The regulatory trajectory of Ant Financial since late 2020, following the suspension of its IPO, illustrates the political-economy risk of aggressive FinTech credit growth in markets where the banking incumbents are state-owned. Bank for International Settlements (2023) reviews the BIS framework for BigTech regulation, which applies with particular force to Ant-style platforms that combine payments, deposits, credit, and e-commerce.

35.9 Market structure: Vietnam, Indonesia, Kenya

Three markets span the range of emerging-market digital credit. Kenya is the founding case and the most mature. Indonesia is the largest by absolute FinTech credit volume in Southeast Asia. Vietnam is a rapid follower that has moved from near-zero FinTech credit in 2017 to a significant share of retail lending in the 2020s.

35.9.1 Kenya

Kenya has 69 percent mobile-money penetration among adults (Demirgüç-Kunt et al., 2022), the highest in the world. M-PESA’s agent network is the transaction backbone; Safaricom’s lending partnerships (M-Shwari, Fuliza, KCB M-PESA) have served over 25 million unique borrowers. The GSMA (2023) report documents continued double-digit growth in active mobile-money accounts and transaction volumes.

The regulatory environment tightened decisively in 2022 with the Central Bank of Kenya Digital Credit Providers Regulations (Central Bank of Kenya, 2022). Licensing is required, APR disclosure is mandatory, debt-collection practices are constrained, and positive credit reporting is required. A number of unlicensed providers exited the market in 2022 and 2023.

35.9.2 Indonesia

Indonesia has a population of 275 million, around 220 million adults, and around 49 percent account ownership in 2021 (Demirgüç-Kunt et al., 2022). The Indonesian FinTech market is dominated by P2P lending platforms regulated by the Otoritas Jasa Keuangan (OJK) under Regulation POJK 10/2022 (Otoritas Jasa Keuangan, 2022), and by digital-wallet providers (GoPay, OVO, DANA, LinkAja). Cumulative P2P loan disbursements passed IDR 700 trillion by 2023.

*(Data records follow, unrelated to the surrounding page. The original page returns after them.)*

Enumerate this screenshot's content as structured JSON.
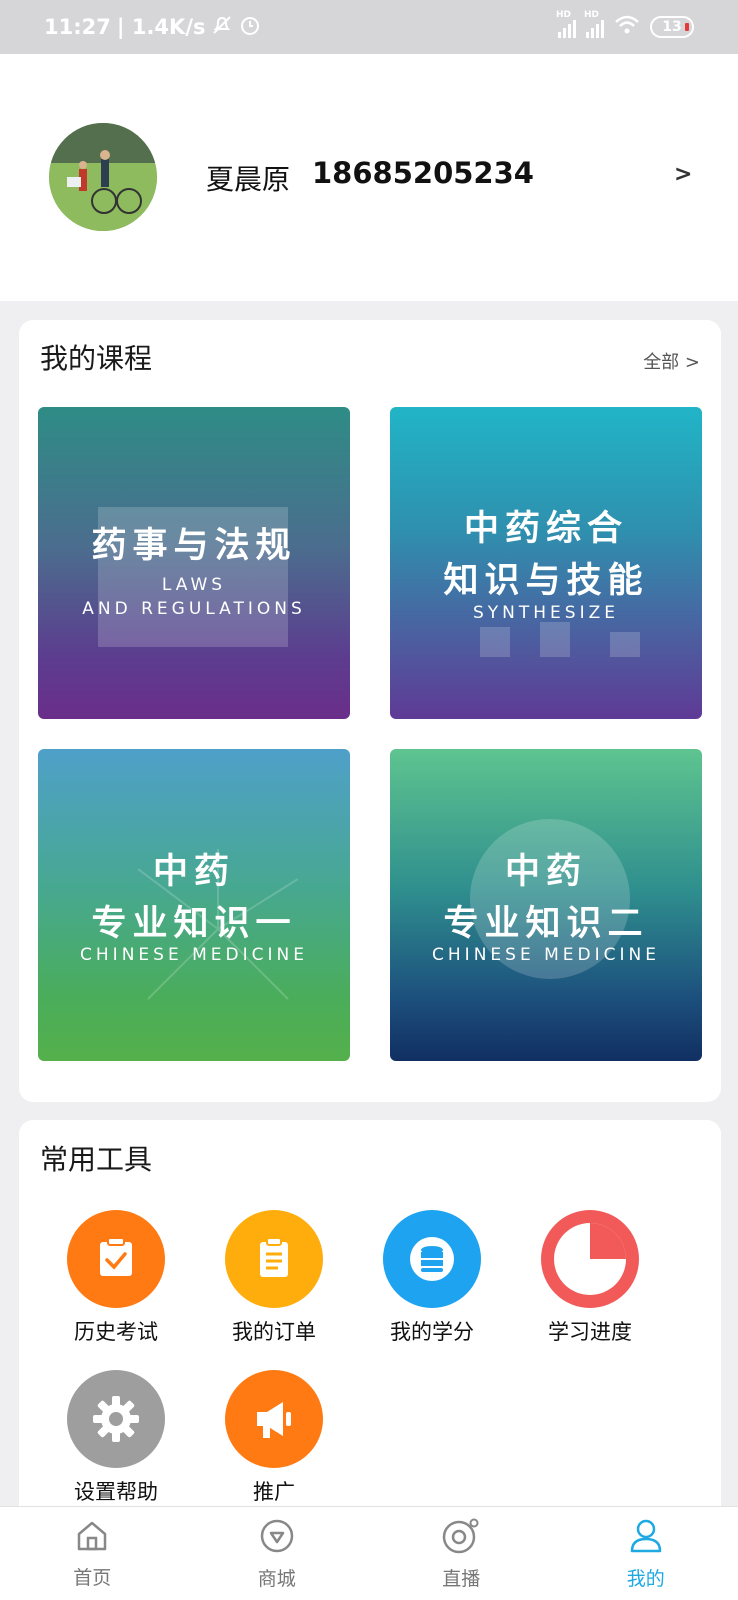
{
  "status_bar": {
    "time": "11:27",
    "net": "| 1.4K/s",
    "signal1": "HD",
    "signal2": "HD",
    "battery": "13"
  },
  "profile": {
    "name": "夏晨原",
    "phone": "18685205234",
    "arrow": ">"
  },
  "courses": {
    "title": "我的课程",
    "more": "全部 >",
    "items": [
      {
        "title_lines": [
          "药事与法规"
        ],
        "subtitle_lines": [
          "LAWS",
          "AND REGULATIONS"
        ]
      },
      {
        "title_lines": [
          "中药综合",
          "知识与技能"
        ],
        "subtitle_lines": [
          "SYNTHESIZE"
        ]
      },
      {
        "title_lines": [
          "中药",
          "专业知识一"
        ],
        "subtitle_lines": [
          "CHINESE MEDICINE"
        ]
      },
      {
        "title_lines": [
          "中药",
          "专业知识二"
        ],
        "subtitle_lines": [
          "CHINESE MEDICINE"
        ]
      }
    ]
  },
  "tools": {
    "title": "常用工具",
    "items": [
      {
        "label": "历史考试",
        "icon": "exam-history-icon",
        "color": "#ff7a13"
      },
      {
        "label": "我的订单",
        "icon": "order-icon",
        "color": "#ffad0d"
      },
      {
        "label": "我的学分",
        "icon": "credit-icon",
        "color": "#1da3f0"
      },
      {
        "label": "学习进度",
        "icon": "progress-icon",
        "color": "#f25a5a"
      },
      {
        "label": "设置帮助",
        "icon": "gear-icon",
        "color": "#9e9e9e"
      },
      {
        "label": "推广",
        "icon": "megaphone-icon",
        "color": "#ff7a13"
      }
    ]
  },
  "tabbar": {
    "items": [
      {
        "label": "首页",
        "icon": "home-icon"
      },
      {
        "label": "商城",
        "icon": "shop-icon"
      },
      {
        "label": "直播",
        "icon": "live-icon"
      },
      {
        "label": "我的",
        "icon": "profile-icon",
        "active": true
      }
    ],
    "active_color": "#1fa9e2"
  }
}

The risk profile is different from Kenya’s. Indonesian FinTech lending splits into productive lending (to MSMEs, typically 3- to 12-month terms) and consumer lending (shorter, high-APR). Default rates on consumer products have run materially higher than on productive products, and the OJK has progressively tightened consumer-protection rules since 2021. Asian Development Bank (2023) provides the regional comparative view across Southeast Asia.

35.9.3 Vietnam

Vietnam has around 70 percent bank-account ownership and a rapidly growing FinTech credit segment, driven by platforms like MoMo, ZaloPay, and VNPay and by banking incumbents’ digital subsidiaries. The State Bank of Vietnam issued Decree 94/2025/ND-CP (State Bank of Vietnam, 2024), which establishes a regulatory sandbox for FinTech activities in the banking sector. The sandbox is narrowly scoped (peer-to-peer lending, credit scoring, and open API services) and includes data-protection requirements aligned with the 2023 Personal Data Protection Decree.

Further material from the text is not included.